Local banking strength in CEE to offset growth slowdown
The success of the commercial banking system in central and eastern Europe in taking over from development banks in providing finance will support the region ahead of a forecast slowdown in economic growth
Growth levels across central and eastern Europe (CEE) are expected to decline this year, but the region has a trick up its sleeve: a well-developed local banking system that in the 30 years since the fall of the Iron Curtain has evolved into a self-sufficient source of financing for the region.
The IMF’s World Economic Outlook, released in April, projects GDP growth across emerging Europe at 0.8%, a stark decline from recent years of prosperity such as 2018 when GDP grow by 3.6%. The EBRD is set to unveil a similar decline in growth later today (Wednesday).
Weakness in the eurozone and declining external demand for imports are set to weigh heavily on the local export-heavy economies. The Czech Republic and Slovakia are likely to be hit particularly hard by the weakening eurozone, given their open economies and their manufacturing systems that are connected to Germany.
But a well-capitalised lending system and tightening monetary policy in some of the region’s countries are set to pull CEE through what is predicted to be one of the most challenging years for growth since 2015. Poland, Czech Republic and Hungary are some of the countries expected to increase interest rates over the next year.
The evolution of fully functioning local loan and bond markets across CEE will ensure that banks are able to manage domestic demand, which is expected to help offset the worst effects of the predicted slowdown.
William Jackson, chief emerging markets economist at Capital Economics, said: “Domestic demand is set to remain strong among these economies, which combined with the development of local markets will help to make this a relatively modest economic slowdown.”

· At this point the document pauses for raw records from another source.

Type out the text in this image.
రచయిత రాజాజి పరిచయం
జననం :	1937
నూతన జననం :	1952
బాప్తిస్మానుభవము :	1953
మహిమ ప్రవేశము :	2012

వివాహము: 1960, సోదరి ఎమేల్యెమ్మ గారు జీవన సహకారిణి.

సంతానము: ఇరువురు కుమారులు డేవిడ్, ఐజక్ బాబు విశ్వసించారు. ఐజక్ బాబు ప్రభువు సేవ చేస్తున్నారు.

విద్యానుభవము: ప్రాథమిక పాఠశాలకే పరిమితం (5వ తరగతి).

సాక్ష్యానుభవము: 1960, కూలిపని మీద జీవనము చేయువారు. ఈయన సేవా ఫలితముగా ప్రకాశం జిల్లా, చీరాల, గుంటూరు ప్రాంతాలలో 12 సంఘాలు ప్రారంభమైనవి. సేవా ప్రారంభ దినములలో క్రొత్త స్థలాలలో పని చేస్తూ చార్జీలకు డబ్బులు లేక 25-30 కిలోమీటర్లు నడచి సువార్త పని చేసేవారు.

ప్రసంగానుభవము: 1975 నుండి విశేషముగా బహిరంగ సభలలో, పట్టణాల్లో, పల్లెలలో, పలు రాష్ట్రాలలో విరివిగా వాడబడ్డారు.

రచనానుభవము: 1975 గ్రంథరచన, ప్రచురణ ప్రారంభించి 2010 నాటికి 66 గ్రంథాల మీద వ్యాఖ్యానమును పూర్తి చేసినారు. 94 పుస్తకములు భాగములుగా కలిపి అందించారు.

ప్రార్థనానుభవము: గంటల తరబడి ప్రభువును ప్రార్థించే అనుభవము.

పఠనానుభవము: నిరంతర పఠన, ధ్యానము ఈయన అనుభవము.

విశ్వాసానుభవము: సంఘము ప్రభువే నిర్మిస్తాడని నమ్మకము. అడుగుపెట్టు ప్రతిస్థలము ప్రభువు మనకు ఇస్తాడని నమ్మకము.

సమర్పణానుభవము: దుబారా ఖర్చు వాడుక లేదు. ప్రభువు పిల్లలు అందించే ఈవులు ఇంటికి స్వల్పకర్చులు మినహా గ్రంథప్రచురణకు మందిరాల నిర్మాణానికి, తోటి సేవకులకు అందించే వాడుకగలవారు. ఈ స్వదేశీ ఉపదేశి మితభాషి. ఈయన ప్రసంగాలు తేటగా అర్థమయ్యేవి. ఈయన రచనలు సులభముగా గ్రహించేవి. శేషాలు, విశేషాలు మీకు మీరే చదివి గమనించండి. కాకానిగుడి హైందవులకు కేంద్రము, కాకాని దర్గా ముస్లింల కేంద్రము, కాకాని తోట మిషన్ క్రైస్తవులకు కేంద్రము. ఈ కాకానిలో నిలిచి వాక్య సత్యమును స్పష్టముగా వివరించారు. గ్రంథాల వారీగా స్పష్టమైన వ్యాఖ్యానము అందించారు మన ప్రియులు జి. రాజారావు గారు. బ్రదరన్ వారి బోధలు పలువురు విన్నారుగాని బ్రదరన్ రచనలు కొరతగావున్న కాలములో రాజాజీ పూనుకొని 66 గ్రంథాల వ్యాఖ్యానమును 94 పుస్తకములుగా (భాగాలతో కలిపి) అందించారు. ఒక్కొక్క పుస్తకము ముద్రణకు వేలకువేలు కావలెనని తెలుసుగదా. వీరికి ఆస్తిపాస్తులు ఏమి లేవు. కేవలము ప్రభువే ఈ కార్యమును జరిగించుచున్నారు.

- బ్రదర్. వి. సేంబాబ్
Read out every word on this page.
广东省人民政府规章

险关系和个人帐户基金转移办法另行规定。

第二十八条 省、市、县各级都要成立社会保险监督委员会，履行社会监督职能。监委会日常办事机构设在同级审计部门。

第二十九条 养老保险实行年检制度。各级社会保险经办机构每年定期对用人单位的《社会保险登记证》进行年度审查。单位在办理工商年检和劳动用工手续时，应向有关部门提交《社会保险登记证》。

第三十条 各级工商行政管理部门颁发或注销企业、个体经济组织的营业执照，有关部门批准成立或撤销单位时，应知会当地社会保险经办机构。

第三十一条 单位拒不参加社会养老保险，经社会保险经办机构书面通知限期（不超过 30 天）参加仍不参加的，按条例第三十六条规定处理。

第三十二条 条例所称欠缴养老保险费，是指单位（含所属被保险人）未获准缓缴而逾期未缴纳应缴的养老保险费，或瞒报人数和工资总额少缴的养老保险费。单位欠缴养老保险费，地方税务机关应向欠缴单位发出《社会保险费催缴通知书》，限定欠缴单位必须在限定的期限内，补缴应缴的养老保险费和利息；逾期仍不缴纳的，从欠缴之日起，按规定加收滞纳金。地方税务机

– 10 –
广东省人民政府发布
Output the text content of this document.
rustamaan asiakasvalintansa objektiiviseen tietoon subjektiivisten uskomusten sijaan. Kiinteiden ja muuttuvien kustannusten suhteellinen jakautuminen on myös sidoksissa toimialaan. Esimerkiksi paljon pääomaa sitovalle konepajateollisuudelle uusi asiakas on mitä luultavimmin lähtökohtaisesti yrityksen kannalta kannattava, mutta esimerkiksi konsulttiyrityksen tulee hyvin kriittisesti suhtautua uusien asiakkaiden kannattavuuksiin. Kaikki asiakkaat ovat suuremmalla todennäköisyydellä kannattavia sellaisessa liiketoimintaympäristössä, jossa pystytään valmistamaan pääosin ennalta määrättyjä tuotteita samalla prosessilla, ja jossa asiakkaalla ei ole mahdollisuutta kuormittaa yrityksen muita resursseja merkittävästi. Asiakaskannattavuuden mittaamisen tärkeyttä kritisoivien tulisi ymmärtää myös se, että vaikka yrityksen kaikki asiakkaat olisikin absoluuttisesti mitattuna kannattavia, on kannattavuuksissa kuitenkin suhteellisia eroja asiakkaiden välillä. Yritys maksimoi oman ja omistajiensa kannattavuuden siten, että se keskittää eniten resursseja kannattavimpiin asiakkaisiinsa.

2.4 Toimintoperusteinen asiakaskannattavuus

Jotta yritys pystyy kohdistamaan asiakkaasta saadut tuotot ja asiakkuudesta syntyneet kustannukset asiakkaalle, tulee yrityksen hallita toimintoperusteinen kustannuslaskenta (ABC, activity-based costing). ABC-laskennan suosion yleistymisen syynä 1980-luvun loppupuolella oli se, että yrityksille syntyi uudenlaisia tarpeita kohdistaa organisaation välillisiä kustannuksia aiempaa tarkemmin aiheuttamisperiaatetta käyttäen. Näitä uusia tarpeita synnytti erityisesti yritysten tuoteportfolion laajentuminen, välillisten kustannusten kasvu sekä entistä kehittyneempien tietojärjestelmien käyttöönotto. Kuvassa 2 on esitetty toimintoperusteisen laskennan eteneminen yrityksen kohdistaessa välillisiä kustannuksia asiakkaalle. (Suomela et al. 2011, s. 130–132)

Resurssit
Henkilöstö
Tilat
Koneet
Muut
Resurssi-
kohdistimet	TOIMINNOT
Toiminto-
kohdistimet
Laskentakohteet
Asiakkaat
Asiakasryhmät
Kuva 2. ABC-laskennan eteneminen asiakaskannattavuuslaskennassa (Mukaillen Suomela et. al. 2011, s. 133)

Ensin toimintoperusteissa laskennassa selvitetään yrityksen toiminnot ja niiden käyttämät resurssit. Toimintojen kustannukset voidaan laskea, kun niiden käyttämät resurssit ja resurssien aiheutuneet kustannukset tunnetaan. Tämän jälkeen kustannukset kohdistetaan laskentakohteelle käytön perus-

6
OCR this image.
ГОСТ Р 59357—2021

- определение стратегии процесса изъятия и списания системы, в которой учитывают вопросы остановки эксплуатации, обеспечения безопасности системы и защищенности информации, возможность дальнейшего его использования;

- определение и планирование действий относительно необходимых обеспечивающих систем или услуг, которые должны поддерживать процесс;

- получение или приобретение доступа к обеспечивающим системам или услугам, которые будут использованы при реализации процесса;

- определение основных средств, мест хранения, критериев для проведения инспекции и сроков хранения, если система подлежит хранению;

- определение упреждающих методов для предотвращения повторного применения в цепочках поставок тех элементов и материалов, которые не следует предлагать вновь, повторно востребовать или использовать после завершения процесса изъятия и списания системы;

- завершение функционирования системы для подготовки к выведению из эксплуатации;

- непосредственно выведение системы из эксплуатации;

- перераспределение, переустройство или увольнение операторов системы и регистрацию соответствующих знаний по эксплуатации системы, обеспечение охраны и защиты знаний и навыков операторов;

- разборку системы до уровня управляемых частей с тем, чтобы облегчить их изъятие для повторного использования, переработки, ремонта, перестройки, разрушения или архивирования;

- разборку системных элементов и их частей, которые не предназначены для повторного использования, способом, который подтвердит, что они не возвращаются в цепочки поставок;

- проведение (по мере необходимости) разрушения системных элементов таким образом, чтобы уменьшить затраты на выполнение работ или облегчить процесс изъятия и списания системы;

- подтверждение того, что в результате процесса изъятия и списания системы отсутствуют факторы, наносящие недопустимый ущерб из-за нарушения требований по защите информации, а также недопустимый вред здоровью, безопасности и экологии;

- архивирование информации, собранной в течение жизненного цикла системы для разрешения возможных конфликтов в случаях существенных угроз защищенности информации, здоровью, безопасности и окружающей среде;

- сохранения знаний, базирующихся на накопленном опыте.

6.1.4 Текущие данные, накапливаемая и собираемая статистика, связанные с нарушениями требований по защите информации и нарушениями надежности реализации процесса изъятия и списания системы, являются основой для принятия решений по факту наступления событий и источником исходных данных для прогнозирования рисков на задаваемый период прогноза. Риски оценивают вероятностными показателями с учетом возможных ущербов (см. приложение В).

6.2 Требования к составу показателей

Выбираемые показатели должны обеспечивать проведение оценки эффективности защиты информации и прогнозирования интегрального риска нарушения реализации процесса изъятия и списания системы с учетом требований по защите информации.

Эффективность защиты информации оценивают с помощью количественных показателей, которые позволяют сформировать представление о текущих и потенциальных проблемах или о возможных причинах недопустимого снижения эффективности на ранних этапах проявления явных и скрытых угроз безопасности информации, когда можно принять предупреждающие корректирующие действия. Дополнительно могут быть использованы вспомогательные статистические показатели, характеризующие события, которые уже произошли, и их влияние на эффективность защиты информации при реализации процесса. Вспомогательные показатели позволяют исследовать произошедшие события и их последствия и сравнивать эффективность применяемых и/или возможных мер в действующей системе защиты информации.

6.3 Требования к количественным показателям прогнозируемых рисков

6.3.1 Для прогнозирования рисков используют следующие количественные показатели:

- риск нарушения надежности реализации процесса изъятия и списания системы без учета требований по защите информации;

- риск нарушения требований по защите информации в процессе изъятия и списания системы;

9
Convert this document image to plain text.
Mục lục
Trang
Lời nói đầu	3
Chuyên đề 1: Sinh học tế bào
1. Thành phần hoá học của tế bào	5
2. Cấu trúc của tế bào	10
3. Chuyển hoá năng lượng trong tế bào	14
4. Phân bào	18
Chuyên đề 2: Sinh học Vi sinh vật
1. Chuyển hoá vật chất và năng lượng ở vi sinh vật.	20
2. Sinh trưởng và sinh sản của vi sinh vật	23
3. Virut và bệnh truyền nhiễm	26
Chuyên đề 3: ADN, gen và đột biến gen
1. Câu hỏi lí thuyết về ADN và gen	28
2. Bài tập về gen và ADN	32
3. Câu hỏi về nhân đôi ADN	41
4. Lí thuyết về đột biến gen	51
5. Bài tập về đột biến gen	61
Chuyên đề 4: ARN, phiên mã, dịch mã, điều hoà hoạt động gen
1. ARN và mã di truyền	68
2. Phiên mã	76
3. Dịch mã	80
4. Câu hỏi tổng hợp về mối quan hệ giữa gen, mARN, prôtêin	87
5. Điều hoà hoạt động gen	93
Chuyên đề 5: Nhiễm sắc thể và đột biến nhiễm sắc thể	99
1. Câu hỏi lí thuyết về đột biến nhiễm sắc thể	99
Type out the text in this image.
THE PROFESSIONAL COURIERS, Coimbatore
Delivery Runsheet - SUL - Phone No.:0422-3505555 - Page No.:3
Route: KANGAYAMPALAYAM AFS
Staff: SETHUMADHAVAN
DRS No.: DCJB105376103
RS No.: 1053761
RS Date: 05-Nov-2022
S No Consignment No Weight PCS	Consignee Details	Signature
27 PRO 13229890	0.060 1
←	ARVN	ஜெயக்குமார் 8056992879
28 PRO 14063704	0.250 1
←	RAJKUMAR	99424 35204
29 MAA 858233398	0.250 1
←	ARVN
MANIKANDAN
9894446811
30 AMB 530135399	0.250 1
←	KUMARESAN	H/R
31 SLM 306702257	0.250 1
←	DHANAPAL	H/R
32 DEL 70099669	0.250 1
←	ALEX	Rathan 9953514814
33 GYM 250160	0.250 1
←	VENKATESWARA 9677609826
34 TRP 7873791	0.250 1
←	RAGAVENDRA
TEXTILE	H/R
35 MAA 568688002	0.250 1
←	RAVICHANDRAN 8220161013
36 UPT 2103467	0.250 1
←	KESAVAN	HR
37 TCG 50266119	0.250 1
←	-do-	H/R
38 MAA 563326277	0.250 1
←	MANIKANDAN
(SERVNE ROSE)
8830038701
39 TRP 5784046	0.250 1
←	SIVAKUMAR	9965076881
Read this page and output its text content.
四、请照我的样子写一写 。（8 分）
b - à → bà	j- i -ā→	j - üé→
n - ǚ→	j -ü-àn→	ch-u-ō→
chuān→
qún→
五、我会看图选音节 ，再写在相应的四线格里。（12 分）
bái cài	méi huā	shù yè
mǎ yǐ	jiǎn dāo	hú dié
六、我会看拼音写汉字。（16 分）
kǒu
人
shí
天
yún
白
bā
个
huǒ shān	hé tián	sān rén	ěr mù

Poland and the Czech Republic, in particular, are two names receiving high praise for their transformations into largely self-sufficient economies, equipped with banking systems that can offer an abundance of liquidity to local borrowers at competitive margins.
“Central European economies have become less dependent on external financing,” said Capital Economics’ Jackson. “If you compare today to the crises in 2008 or 2011, banks in the region are less dependent on international lenders and their parent banks in western Europe and are now funded to a much greater degree by domestic deposits.”
Charlotte Ruhe, managing director for central and south eastern Europe at the EBRD says: “We have to be cognisant that commercial banks are more present and stronger than ever in CEE — they are solid, liquid and competitive. We don’t want to take business from them.”
Even the development finance institutions that were once an integral part of the post-Soviet reconstruction of banking systems have diminished in influence, as local lenders have grown in independence.
Although the evolution of local markets has boosted the region, continued economic decline past 2020 could weigh heavily on banking systems across CEE, forcing banks to look outwards for help once again.